Este documento discute um projeto de lei que pretende alterar o regime das Ordens Profissionais em Portugal, incluindo a Ordem dos Advogados. O autor argumenta que as mudanças propostas levariam à "estatização" das ordens e à perda de sua independência, colocando em risco o sigilo profissional e o papel da Ordem no Estado de Direito.
1. Estatizar a Ordem
A nossa Ordem, criada em 12 de Junho de 1926 e que sucedeu à
Associação dos Advogados que teve os seus estatutos aprovados em
1838, é uma associação pública, representativa dos profissionais que
exercem Advocacia, regida pelo direito público porquanto tem
atribuições de ordem pública.
No exercício dos seus poderes, sempre desempenhou as suas funções
de forma independente dos órgãos do Estado, sendo livre e autónoma
na sua actividade embora estando a sua atividade contabilística e
gestão financeira atualmente sujeita a jurisdição do Tribunal de Contas.
A função social da Ordem dos Advogados é abrangente, destacando-se
o seu papel na defesa do Estado de Direito e dos direitos liberdades e
garantias dos cidadãos, bem como na colaboração com a administração
da Justiça e na garantia do acesso ao direito, nos termos da
Constituição.
São também atribuições da Ordem dos Advogados zelar pela função
social, dignidade e prestígio da profissão de Advogado, nomeadamente
através da promoção dos valores e princípios deontológicos junto dos
seus membros; bem como representar a profissão de Advogado e
defender os interesses, direitos, prerrogativas e imunidades dos seus
membros, denunciando perante as instâncias nacionais e internacionais
os actos que atentem contra aqueles; e reforçar a solidariedade entre os
Advogados.
Ora, foi aprovado na generalidade, ao que parece sem que tenha havido
prévia audição das Ordens Profissionais, o Projeto Lei n.º 974/XIV/3ª
que pretende , a pretexto de diretivas europeias sobre o livre acesso a
profissões reguladas, alterar o regime das Ordens Profissionais em
termos de se assistir a uma manifesta governamentalização das
mesmas, estatizando-as e retirando-lhes a independência que deve ser
apanágio de qualquer instituição da Sociedade Civil.
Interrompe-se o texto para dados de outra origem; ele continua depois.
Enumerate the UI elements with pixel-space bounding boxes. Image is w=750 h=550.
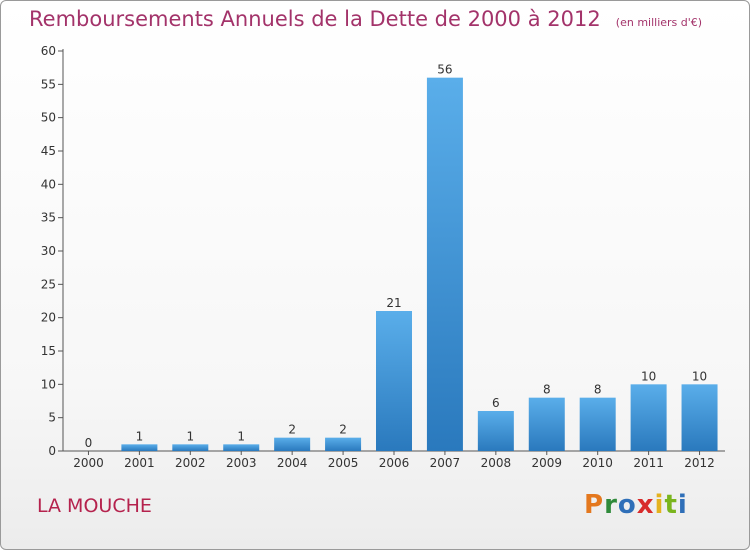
logo-letter: t	[664, 490, 678, 520]
data-label: 1	[237, 429, 245, 443]
x-tick-label: 2001	[124, 456, 155, 470]
logo-letter: i	[654, 490, 665, 520]
logo-letter: x	[636, 490, 655, 520]
bar	[172, 444, 209, 451]
data-label: 10	[641, 369, 656, 383]
y-tick-label: 15	[41, 344, 56, 358]
y-tick-label: 60	[41, 44, 56, 58]
bar	[630, 384, 667, 451]
unit-text: (en milliers d'€)	[615, 16, 703, 29]
logo-letter: i	[677, 490, 688, 520]
y-tick-label: 50	[41, 111, 56, 125]
logo-letter: r	[604, 490, 618, 520]
chart-title: Remboursements Annuels de la Dette de 20…	[29, 7, 702, 31]
data-label: 8	[543, 383, 551, 397]
y-tick-label: 35	[41, 211, 56, 225]
x-tick-label: 2006	[379, 456, 410, 470]
x-tick-label: 2010	[582, 456, 613, 470]
data-label: 1	[186, 429, 194, 443]
bar	[223, 444, 260, 451]
y-tick-label: 0	[48, 444, 56, 458]
x-tick-label: 2002	[175, 456, 206, 470]
data-label: 6	[492, 396, 500, 410]
x-tick-label: 2007	[430, 456, 461, 470]
bar	[274, 437, 311, 451]
logo-letter: o	[617, 490, 637, 520]
x-tick-label: 2008	[481, 456, 512, 470]
data-label: 21	[386, 296, 401, 310]
y-tick-label: 45	[41, 144, 56, 158]
place-name: LA MOUCHE	[37, 495, 152, 517]
bar	[477, 411, 514, 451]
x-tick-label: 2012	[684, 456, 715, 470]
bar	[579, 397, 616, 451]
title-text: Remboursements Annuels de la Dette de 20…	[29, 7, 601, 31]
logo-letter: P	[584, 490, 605, 520]
data-label: 2	[288, 423, 296, 437]
data-labels: 0 1 1 1 2 2 21 56 6 8 8 10 10	[85, 63, 708, 450]
x-tick-label: 2011	[633, 456, 664, 470]
proxiti-logo: Proxiti	[584, 490, 688, 520]
data-label: 56	[437, 63, 452, 77]
data-label: 2	[339, 423, 347, 437]
x-tick-label: 2004	[277, 456, 308, 470]
y-tick-label: 5	[48, 411, 56, 425]
y-tick-label: 55	[41, 77, 56, 91]
y-tick-label: 20	[41, 311, 56, 325]
bar	[426, 77, 463, 452]
y-tick-label: 10	[41, 377, 56, 391]
data-label: 1	[136, 429, 144, 443]
data-label: 8	[594, 383, 602, 397]
x-tick-label: 2009	[531, 456, 562, 470]
y-tick-label: 40	[41, 177, 56, 191]
x-tick-label: 2003	[226, 456, 257, 470]
bar	[325, 437, 362, 451]
x-tick-label: 2000	[73, 456, 104, 470]
bar	[528, 397, 565, 451]
bar	[376, 311, 412, 451]
y-tick-label: 25	[41, 277, 56, 291]
bars	[121, 77, 718, 452]
y-tick-label: 30	[41, 244, 56, 258]
data-label: 10	[692, 369, 707, 383]
x-tick-label: 2005	[328, 456, 359, 470]
data-label: 0	[85, 436, 93, 450]
bar	[681, 384, 718, 451]
bar	[121, 444, 158, 451]
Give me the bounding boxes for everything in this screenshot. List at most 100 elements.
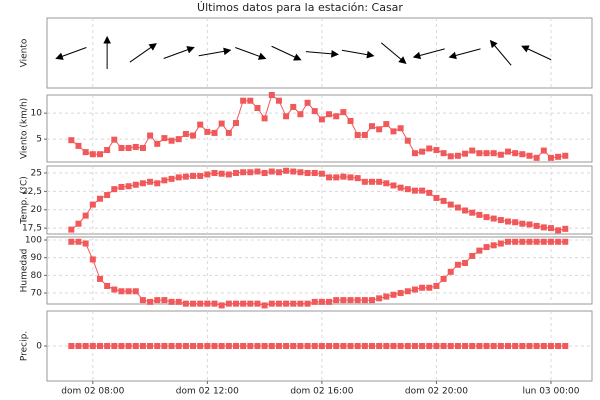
point-marker bbox=[533, 222, 540, 229]
point-marker bbox=[483, 244, 490, 251]
wind-arrow bbox=[305, 50, 339, 58]
point-marker bbox=[190, 172, 197, 179]
point-marker bbox=[125, 183, 132, 190]
point-marker bbox=[139, 144, 146, 151]
point-marker bbox=[318, 170, 325, 177]
point-marker bbox=[397, 125, 404, 132]
point-marker bbox=[275, 300, 282, 307]
point-marker bbox=[426, 284, 433, 291]
point-marker bbox=[347, 343, 354, 349]
point-marker bbox=[433, 343, 440, 349]
point-marker bbox=[333, 174, 340, 181]
point-marker bbox=[240, 300, 247, 307]
point-marker bbox=[232, 120, 239, 127]
point-marker bbox=[433, 194, 440, 201]
point-marker bbox=[519, 343, 526, 349]
point-marker bbox=[555, 153, 562, 160]
point-marker bbox=[318, 116, 325, 123]
point-marker bbox=[204, 300, 211, 307]
y-tick-label: 25 bbox=[31, 168, 42, 178]
point-marker bbox=[297, 300, 304, 307]
point-marker bbox=[326, 343, 333, 349]
point-marker bbox=[82, 240, 89, 247]
point-marker bbox=[290, 343, 297, 349]
panel-frame bbox=[46, 17, 593, 89]
point-marker bbox=[275, 169, 282, 176]
point-marker bbox=[540, 224, 547, 231]
point-marker bbox=[390, 291, 397, 298]
point-marker bbox=[376, 178, 383, 185]
point-marker bbox=[462, 343, 469, 349]
point-marker bbox=[261, 302, 268, 309]
point-marker bbox=[161, 343, 168, 349]
point-marker bbox=[211, 129, 218, 136]
point-marker bbox=[512, 150, 519, 157]
point-marker bbox=[211, 169, 218, 176]
point-marker bbox=[297, 111, 304, 118]
point-marker bbox=[555, 238, 562, 245]
point-marker bbox=[175, 174, 182, 181]
point-marker bbox=[426, 343, 433, 349]
point-marker bbox=[247, 300, 254, 307]
x-tick-label: dom 02 12:00 bbox=[176, 387, 239, 397]
point-marker bbox=[311, 108, 318, 115]
wind-arrow bbox=[129, 43, 157, 63]
point-marker bbox=[526, 152, 533, 159]
point-marker bbox=[361, 178, 368, 185]
point-marker bbox=[347, 174, 354, 181]
point-marker bbox=[505, 238, 512, 245]
y-axis-label: Viento (km/h) bbox=[20, 98, 30, 159]
point-marker bbox=[376, 343, 383, 349]
wind-arrow bbox=[448, 48, 481, 60]
point-marker bbox=[404, 343, 411, 349]
point-marker bbox=[390, 182, 397, 189]
point-marker bbox=[512, 238, 519, 245]
point-marker bbox=[519, 151, 526, 158]
point-marker bbox=[397, 184, 404, 191]
point-marker bbox=[225, 300, 232, 307]
point-marker bbox=[505, 148, 512, 155]
point-marker bbox=[175, 343, 182, 349]
point-marker bbox=[190, 343, 197, 349]
point-marker bbox=[397, 290, 404, 297]
point-marker bbox=[368, 123, 375, 130]
point-marker bbox=[283, 113, 290, 120]
point-marker bbox=[440, 275, 447, 282]
point-marker bbox=[111, 136, 118, 143]
point-marker bbox=[354, 175, 361, 182]
point-marker bbox=[333, 343, 340, 349]
point-marker bbox=[333, 297, 340, 304]
point-marker bbox=[297, 169, 304, 176]
point-marker bbox=[104, 343, 111, 349]
point-marker bbox=[232, 343, 239, 349]
point-marker bbox=[268, 168, 275, 175]
point-marker bbox=[218, 343, 225, 349]
point-marker bbox=[254, 343, 261, 349]
point-marker bbox=[168, 137, 175, 144]
point-marker bbox=[483, 214, 490, 221]
point-marker bbox=[290, 300, 297, 307]
point-marker bbox=[505, 218, 512, 225]
point-marker bbox=[469, 209, 476, 216]
point-marker bbox=[490, 215, 497, 222]
point-marker bbox=[347, 297, 354, 304]
point-marker bbox=[469, 343, 476, 349]
point-marker bbox=[204, 171, 211, 178]
point-marker bbox=[354, 131, 361, 138]
point-marker bbox=[490, 150, 497, 157]
y-axis-label: Humedad bbox=[20, 249, 30, 293]
point-marker bbox=[161, 297, 168, 304]
point-marker bbox=[75, 343, 82, 349]
point-marker bbox=[254, 300, 261, 307]
point-marker bbox=[483, 150, 490, 157]
point-marker bbox=[476, 343, 483, 349]
wind-arrow bbox=[271, 45, 302, 61]
y-tick-label: 70 bbox=[31, 289, 43, 299]
point-marker bbox=[232, 300, 239, 307]
point-marker bbox=[490, 343, 497, 349]
point-marker bbox=[89, 256, 96, 263]
point-marker bbox=[75, 220, 82, 227]
wind-arrow bbox=[198, 47, 232, 57]
x-tick-label: dom 02 20:00 bbox=[405, 387, 468, 397]
series-line bbox=[71, 241, 566, 306]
2. No que se refere à Ordem dos Advogados (embora esta nunca tenha
deixado de permitir livre acesso à profissão de advogado como o
número de inscritos bem demonstra ) existem vários assuntos que
constam desta Proposta de Lei que até podem merecer discussão e
alteração do que está estabelecido ( por ex. no que se refere o Provedor
dos destinatários dos nossos serviços e a Formação e Estágio ).
Pretender-se estabelecer ( como as grandes sociedades auditoras há
muito pretendem ) a possibilidade de advogados ou sociedades de
advogados fazerem parte de sociedades multidisciplinares
conjuntamente com outros profissionais que pertençam ou não a
outras profissões públicas, pode contudo vir a gerar não só graves
problemas de incompatibilidades, como põe manifestamente em
causa o sigilo profissional a que estamos obrigados e que é pilar da
confiança que os nossos constituintes em nós depositam.
Porém o mais grave é a pretendida criação de um Conselho de
Supervisão constituído maioritariamente por pessoas estranhas à nossa
profissão e designadas pelo Estado , que será órgão de supervisão da
Ordem e do cumprimento das suas atribuições e órgão máximo de
recurso em sede disciplinar e no acesso à profissão .
Quando já existem mecanismos de controlo da actividade da nossa
Ordem ( Tribunal de Contas e Tribunais Administrativos ) é evidente
que se pretende, pura e simplesmente, estatizar a Ordem e coartá-la
da sua quase centenária independência e do seu papel fundamental no
Estado de Direito , Defesa dos Direitos Humanos e Liberdades e
Garantias dos cidadãos, assim, sem qualquer justificação ou sequer em
obediência a quaisquer diretivas nesse sentido, manietando e
controlando este fundamental sector da sociedade civil.